Le 13/06/2023, la division d’opposition rend la présente
DÉCISION:
1. L’opposition no B 3 171 767 est accueillie pour tous les produits contestés.
2. La demande de marque de l’Union européenne no 18 646 736 est rejetée dans son intégralité.
3. La demanderesse supporte les frais, fixés à 620 EUR.
MOTIFS
Le 25/05/2022, l’opposante a formé une opposition contre tous les produits et services de la demande de marque de l’Union européenne no 18 646 736 «ALPHAVET» (marque verbale). L’opposition est fondée sur l’enregistrement de la marque de l’Union européenne no 18 508
584 (marque figurative). L’opposante a invoqué l’article 8, paragraphe 1, point b) du RMUE.
Risque de confusion — article 8, paragraphe 1, point b), du RMUE
Constitue un risque de confusion le risque que le public puisse croire que les produits ou les services en cause, dans l’hypothèse où ils portent les marques en question, proviennent de la même entreprise ou, le cas échéant, d’entreprises liées économiquement. L’existence d’un risque de confusion dépend de l’appréciation, lors d’une évaluation globale, de plusieurs facteurs interdépendants. Ces facteurs incluent la similitude des signes, la similitude des produits et services, le caractère distinctif de la marque antérieure, les éléments distinctifs et dominants des signes en conflit et le public pertinent.
a) Les produits
Les produits sur lesquels l’opposition est fondée sont, entre autres, les suivants:
Classe 5: Produits vétérinaires.
Décision sur l’opposition no B 3 171 767 Page sur 2 7
Les produits contestés, en vertu d’une limitation de la demanderesse du 05/07/2022, sont les suivants:
Classe 10: Dispositifs médicaux à base de lumière, à savoir dispositifs utilisant des lasers à faible teneur en lumière, diodes électroluminescentes, lumière infrarouge et lumière pulvérisée pour la fourniture de traitements physiques aux animaux.
Une interprétation du libellé de la liste des produits est nécessaire pour déterminer l’étendue de la protection de ces produits.
Le terme «à savoir», utilisé dans la liste de produits de la demanderesse pour montrer le lien entre des produits individuels et une catégorie plus large, est exclusif et restreint l’étendue de la protection aux seuls produits spécifiquement énumérés.

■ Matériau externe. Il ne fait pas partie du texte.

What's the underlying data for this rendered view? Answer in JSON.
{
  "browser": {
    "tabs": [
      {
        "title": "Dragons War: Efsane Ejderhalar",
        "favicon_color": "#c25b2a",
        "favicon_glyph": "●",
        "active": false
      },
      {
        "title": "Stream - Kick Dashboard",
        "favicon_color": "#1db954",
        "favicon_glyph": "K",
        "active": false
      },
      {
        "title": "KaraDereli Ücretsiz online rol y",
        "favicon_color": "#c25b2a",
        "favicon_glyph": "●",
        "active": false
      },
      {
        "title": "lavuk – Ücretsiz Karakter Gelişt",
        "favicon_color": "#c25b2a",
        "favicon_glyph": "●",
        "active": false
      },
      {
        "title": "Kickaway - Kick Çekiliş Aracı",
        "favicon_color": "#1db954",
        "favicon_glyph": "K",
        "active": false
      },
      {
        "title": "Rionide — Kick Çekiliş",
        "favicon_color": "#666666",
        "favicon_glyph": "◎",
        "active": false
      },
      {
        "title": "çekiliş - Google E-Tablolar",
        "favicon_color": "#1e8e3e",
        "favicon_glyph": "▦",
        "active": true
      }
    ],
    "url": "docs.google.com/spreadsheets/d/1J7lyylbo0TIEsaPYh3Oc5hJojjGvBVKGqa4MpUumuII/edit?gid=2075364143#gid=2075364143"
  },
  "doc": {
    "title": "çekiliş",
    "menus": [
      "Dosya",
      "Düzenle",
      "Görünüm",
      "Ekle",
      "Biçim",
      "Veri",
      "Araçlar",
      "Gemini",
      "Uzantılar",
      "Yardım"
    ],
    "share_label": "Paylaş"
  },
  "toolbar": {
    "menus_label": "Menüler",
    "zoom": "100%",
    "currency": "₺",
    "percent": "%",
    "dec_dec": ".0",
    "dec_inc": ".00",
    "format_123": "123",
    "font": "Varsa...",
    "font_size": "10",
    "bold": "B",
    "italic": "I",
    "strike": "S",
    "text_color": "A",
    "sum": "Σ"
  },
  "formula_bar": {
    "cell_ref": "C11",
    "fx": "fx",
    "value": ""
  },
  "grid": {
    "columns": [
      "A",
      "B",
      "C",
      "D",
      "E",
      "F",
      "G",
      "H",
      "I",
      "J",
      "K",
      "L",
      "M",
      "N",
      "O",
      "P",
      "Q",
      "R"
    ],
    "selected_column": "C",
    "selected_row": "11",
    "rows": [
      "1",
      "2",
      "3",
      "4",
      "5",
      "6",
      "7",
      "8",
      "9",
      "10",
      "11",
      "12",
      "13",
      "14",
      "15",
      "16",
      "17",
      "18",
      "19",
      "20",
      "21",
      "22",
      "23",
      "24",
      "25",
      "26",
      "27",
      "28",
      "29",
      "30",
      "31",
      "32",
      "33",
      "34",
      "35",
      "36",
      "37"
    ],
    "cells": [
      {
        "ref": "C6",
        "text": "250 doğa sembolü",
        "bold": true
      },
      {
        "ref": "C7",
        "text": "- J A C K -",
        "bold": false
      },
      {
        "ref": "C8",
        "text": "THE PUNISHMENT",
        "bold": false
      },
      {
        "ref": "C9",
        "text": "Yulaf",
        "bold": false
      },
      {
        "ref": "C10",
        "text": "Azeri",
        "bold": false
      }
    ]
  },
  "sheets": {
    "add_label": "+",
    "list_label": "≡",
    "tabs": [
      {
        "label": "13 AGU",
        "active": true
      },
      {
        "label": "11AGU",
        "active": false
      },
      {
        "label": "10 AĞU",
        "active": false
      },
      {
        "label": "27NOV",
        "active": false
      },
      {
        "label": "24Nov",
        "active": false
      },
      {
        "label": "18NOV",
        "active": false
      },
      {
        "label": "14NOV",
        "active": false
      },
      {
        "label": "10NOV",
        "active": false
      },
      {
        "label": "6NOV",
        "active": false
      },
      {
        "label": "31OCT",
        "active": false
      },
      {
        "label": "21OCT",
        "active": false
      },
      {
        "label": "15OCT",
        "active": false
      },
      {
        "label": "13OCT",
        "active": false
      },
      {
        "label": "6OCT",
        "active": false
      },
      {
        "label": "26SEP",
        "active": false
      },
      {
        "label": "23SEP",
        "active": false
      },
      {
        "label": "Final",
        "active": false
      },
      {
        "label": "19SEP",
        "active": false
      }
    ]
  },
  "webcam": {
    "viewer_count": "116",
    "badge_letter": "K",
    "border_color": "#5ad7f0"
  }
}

À titre liminaire, il convient de noter qu’en vertu de l’article 33, paragraphe 7, du RMUE, des produits ou des services ne sont pas considérés comme similaires ou différents au motif qu’ils apparaissent dans la même classe ou dans des classes différentes de la classification de Nice.

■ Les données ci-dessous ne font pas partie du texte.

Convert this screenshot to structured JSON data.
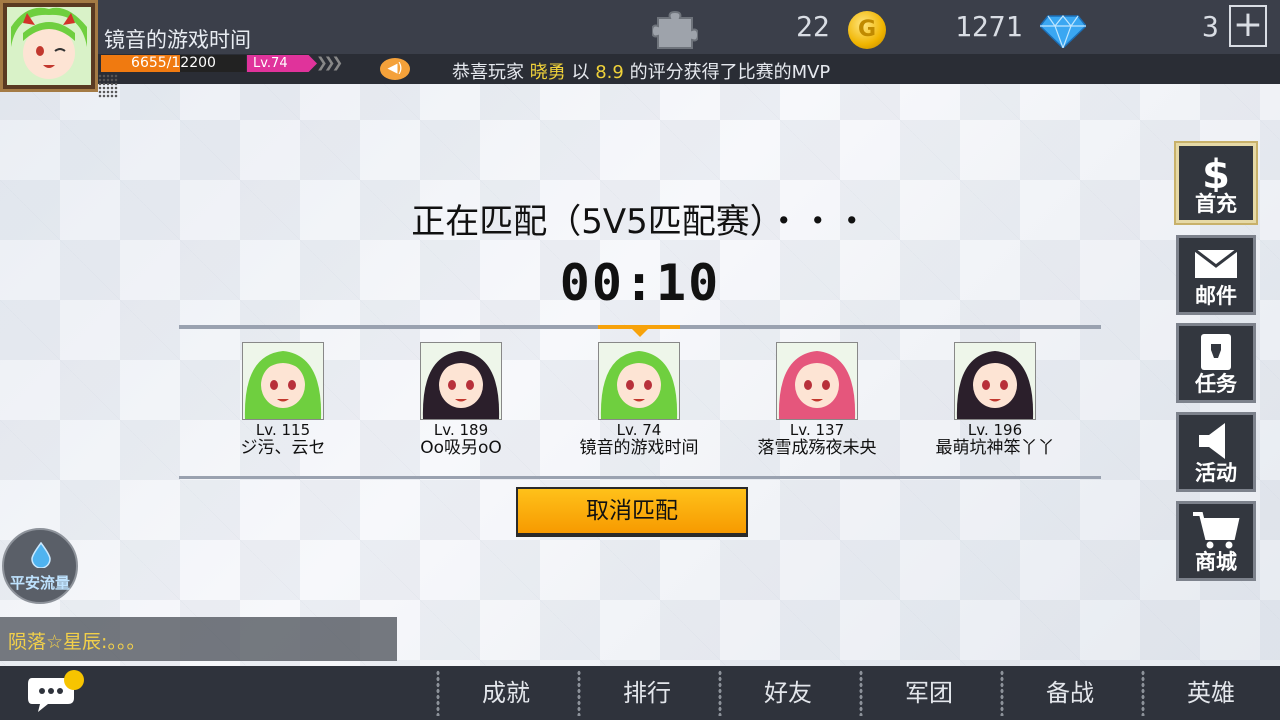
{
  "player": {
    "name": "镜音的游戏时间",
    "exp_text": "6655/12200",
    "exp_fraction": 0.545,
    "level": "Lv.74"
  },
  "resources": {
    "coins": "22",
    "gold": "1271",
    "gems": "3"
  },
  "announcement": {
    "prefix": "恭喜玩家",
    "player": "晓勇",
    "mid": "以",
    "score": "8.9",
    "suffix": "的评分获得了比赛的MVP"
  },
  "matching": {
    "title": "正在匹配（5V5匹配赛）・・・",
    "timer": "00:10",
    "cancel_label": "取消匹配"
  },
  "team": [
    {
      "level": "Lv. 115",
      "name": "ジ污、云セ",
      "hair": "#6fcf3f"
    },
    {
      "level": "Lv. 189",
      "name": "Oo吸另oO",
      "hair": "#2b1f2b"
    },
    {
      "level": "Lv. 74",
      "name": "镜音的游戏时间",
      "hair": "#6fcf3f"
    },
    {
      "level": "Lv. 137",
      "name": "落雪成殇夜未央",
      "hair": "#e5567c"
    },
    {
      "level": "Lv. 196",
      "name": "最萌坑神笨丫丫",
      "hair": "#2b1f2b"
    }
  ],
  "side_menu": [
    {
      "label": "首充",
      "icon": "dollar-icon"
    },
    {
      "label": "邮件",
      "icon": "mail-icon"
    },
    {
      "label": "任务",
      "icon": "quest-icon"
    },
    {
      "label": "活动",
      "icon": "speaker-icon"
    },
    {
      "label": "商城",
      "icon": "cart-icon"
    }
  ],
  "flow_badge": "平安流量",
  "chat": {
    "speaker": "陨落☆星辰",
    "message": ":。。。"
  },
  "bottom_nav": [
    "成就",
    "排行",
    "好友",
    "军团",
    "备战",
    "英雄"
  ],
  "colors": {
    "accent": "#f7a20a",
    "level_tag": "#e0339b",
    "exp": "#f07a10",
    "highlight": "#f0d23a"
  }
}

Les facteurs pertinents en ce qui concerne la comparaison des produits ou services incluent, en particulier, la nature et la destination des produits ou services, les canaux de distribution, les points de vente, les producteurs, l’utilisation ainsi que leur caractère concurrent ou complémentaire.
Tous les produits contestés sont similaires à un faible degré aux produits vétérinaires de l’opposante compris dans la classe 5, étant donné qu’ils peuvent coïncider par leur public pertinent et leurs canaux de distribution. En outre, ils sont complémentaires; Contrairement aux arguments de la demanderesse, ils sont utilisés ensemble dans des thérapies d’animaux, où les préparations vétérinaires pourraient avoir besoin des dispositifs médicaux à base de lumière pour obtenir de meilleurs résultats cliniques grâce à une pénétration plus profonde de tissus et de peau.

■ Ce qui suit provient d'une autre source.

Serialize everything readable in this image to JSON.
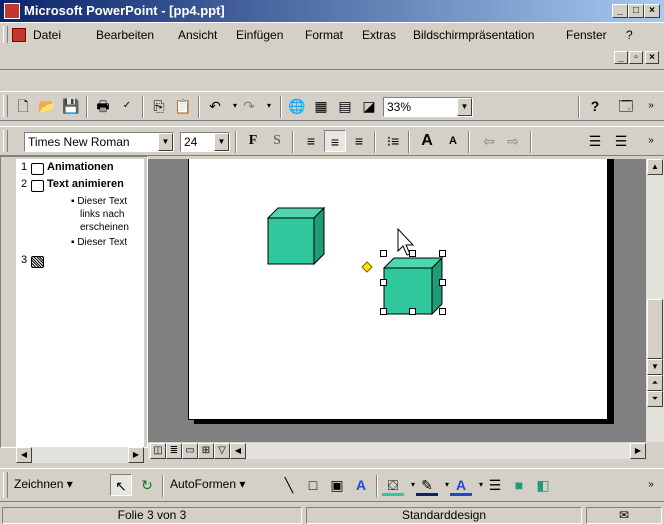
{
  "window": {
    "title": "Microsoft PowerPoint - [pp4.ppt]"
  },
  "menu": {
    "items": [
      "Datei",
      "Bearbeiten",
      "Ansicht",
      "Einfügen",
      "Format",
      "Extras",
      "Bildschirmpräsentation",
      "Fenster",
      "?"
    ]
  },
  "standard_toolbar": {
    "zoom": "33%"
  },
  "format_toolbar": {
    "font": "Times New Roman",
    "size": "24",
    "bold": "F",
    "shadow": "S"
  },
  "outline": {
    "slides": [
      {
        "number": "1",
        "title": "Animationen"
      },
      {
        "number": "2",
        "title": "Text animieren"
      },
      {
        "number": "3",
        "title": ""
      }
    ],
    "bullets": [
      "Dieser Text",
      "links nach",
      "erscheinen",
      "Dieser Text"
    ]
  },
  "drawing_toolbar": {
    "draw_label": "Zeichnen",
    "autoshapes_label": "AutoFormen"
  },
  "status": {
    "slide": "Folie 3 von 3",
    "design": "Standarddesign"
  },
  "colors": {
    "cube": "#2fc79b",
    "title_start": "#0a246a",
    "title_end": "#a6caf0"
  }
}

b) Public pertinent — niveau d’attention
Le consommateur moyen de la catégorie de produits concernée est censé être normalement informé et raisonnablement attentif et avisé. Il convient également de prendre en considération le fait que le niveau d’attention du consommateur moyen est susceptible de varier en fonction de la catégorie de produits ou de services en cause.
En l’espèce, les produits de la marque antérieure s’adressent au grand public et au public professionnel et les produits contestés (dispositifs médicaux à base de lumière) s’adressent exclusivement à un public professionnel. Dès lors, le public pertinent pour l’appréciation du risque de confusion sera uniquement le public professionnel (14/07/2005, T-126/03, ALADIN/ALADDIN, EU:T:2005:288, § 81).
Le niveau d’attention peut varier de moyen à élevé en fonction de la nature spécialisée des produits, de la fréquence d’achat et du prix de ces produits;
Décision sur l’opposition no B 3 171 767 Page sur 3 7
c) Les signes
ALPHAVET
Marque antérieure Signe contesté
Le territoire pertinent est l’Union européenne.
L’appréciation globale doit, en ce qui concerne la similitude visuelle, auditive ou conceptuelle des marques en cause, être fondée sur l’impression d’ensemble produite par les marques, en tenant compte, notamment, des éléments distinctifs et dominants de celles-ci (11/11/1997, C-251/95, Sabèl, EU:C:1997:528, § 23).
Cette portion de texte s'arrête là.